Ma appena cambia il vento una corrente forte fa arrivare una mandria di adolescenti: bellissimi nei loro drammi, rumorosi e pieni di vita. Stanno tutti con un aggeggio in mano a cui sembrano tenere molto: ci parlano, gli sorridono, lo ascoltano, ma anche loro stanno poco vicino ai vetri prima di essere risucchiati all’interno.

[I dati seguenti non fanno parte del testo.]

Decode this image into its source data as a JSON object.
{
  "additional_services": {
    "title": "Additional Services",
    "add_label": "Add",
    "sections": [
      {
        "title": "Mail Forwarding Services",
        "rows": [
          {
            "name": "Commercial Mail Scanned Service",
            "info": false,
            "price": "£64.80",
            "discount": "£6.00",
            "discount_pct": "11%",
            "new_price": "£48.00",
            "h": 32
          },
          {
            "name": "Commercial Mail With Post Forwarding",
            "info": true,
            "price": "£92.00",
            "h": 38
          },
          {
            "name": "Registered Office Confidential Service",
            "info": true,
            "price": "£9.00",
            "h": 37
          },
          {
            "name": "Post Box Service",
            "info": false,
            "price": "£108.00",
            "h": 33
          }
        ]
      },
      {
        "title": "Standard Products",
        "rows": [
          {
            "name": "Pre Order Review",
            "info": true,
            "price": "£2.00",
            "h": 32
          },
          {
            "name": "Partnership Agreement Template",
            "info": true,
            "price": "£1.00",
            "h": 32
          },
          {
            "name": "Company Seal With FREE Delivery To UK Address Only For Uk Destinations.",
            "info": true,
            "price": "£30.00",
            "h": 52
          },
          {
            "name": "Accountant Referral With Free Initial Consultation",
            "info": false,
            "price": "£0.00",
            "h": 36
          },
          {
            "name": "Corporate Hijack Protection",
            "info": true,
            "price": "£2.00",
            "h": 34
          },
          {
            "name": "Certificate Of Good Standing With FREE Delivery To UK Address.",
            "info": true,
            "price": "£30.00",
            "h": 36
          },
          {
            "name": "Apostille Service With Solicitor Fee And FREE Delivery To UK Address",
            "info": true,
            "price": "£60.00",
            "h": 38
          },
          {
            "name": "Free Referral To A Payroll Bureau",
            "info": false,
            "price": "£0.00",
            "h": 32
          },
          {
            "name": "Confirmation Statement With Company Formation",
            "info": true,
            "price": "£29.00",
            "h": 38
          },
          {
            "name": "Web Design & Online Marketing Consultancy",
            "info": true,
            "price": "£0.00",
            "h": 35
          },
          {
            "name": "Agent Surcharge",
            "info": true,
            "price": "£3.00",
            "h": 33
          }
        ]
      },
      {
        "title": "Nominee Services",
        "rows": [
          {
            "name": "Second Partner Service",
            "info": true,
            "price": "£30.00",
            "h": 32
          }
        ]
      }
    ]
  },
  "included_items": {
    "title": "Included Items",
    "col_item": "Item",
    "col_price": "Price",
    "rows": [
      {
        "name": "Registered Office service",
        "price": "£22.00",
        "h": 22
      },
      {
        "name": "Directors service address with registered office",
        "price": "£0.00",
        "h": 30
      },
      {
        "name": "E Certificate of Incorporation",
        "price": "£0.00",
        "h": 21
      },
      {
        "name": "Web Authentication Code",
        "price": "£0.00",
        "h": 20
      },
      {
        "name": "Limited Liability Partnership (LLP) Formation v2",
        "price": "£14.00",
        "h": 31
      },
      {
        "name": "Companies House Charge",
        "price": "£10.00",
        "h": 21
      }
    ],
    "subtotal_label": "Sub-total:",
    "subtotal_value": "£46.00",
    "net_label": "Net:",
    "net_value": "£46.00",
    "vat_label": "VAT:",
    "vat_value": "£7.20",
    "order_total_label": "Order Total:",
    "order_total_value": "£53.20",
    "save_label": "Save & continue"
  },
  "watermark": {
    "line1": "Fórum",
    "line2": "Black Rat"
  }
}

D’un tratto, se ci si concentra, si può sentire la musica che viene dal grembo del teatro, si sente appena ma fa venire voglia di muoversi, di respirare, di correre, e riprendere fiato, ma solo un attimo, e di ballare e di chiacchierare, e di sudare e saltare finché le gambe non cedono, e di volare… sembra quasi di vederli i ragazzi e le ragazze che si danno un piccolo slancio e poi prendono il volo e piroettano in aria e sembra che cadano e poi si riprendono e ripartono in picchiata come su un’altalena o come i gorilla tra gli alberi… se si ascolta con attenzione li puoi sentire vibrare forte quando riescono in qualcosa, sussurrarsi i segreti, abbracciarsi, tenersi per mano mentre leggeri si librano in aria.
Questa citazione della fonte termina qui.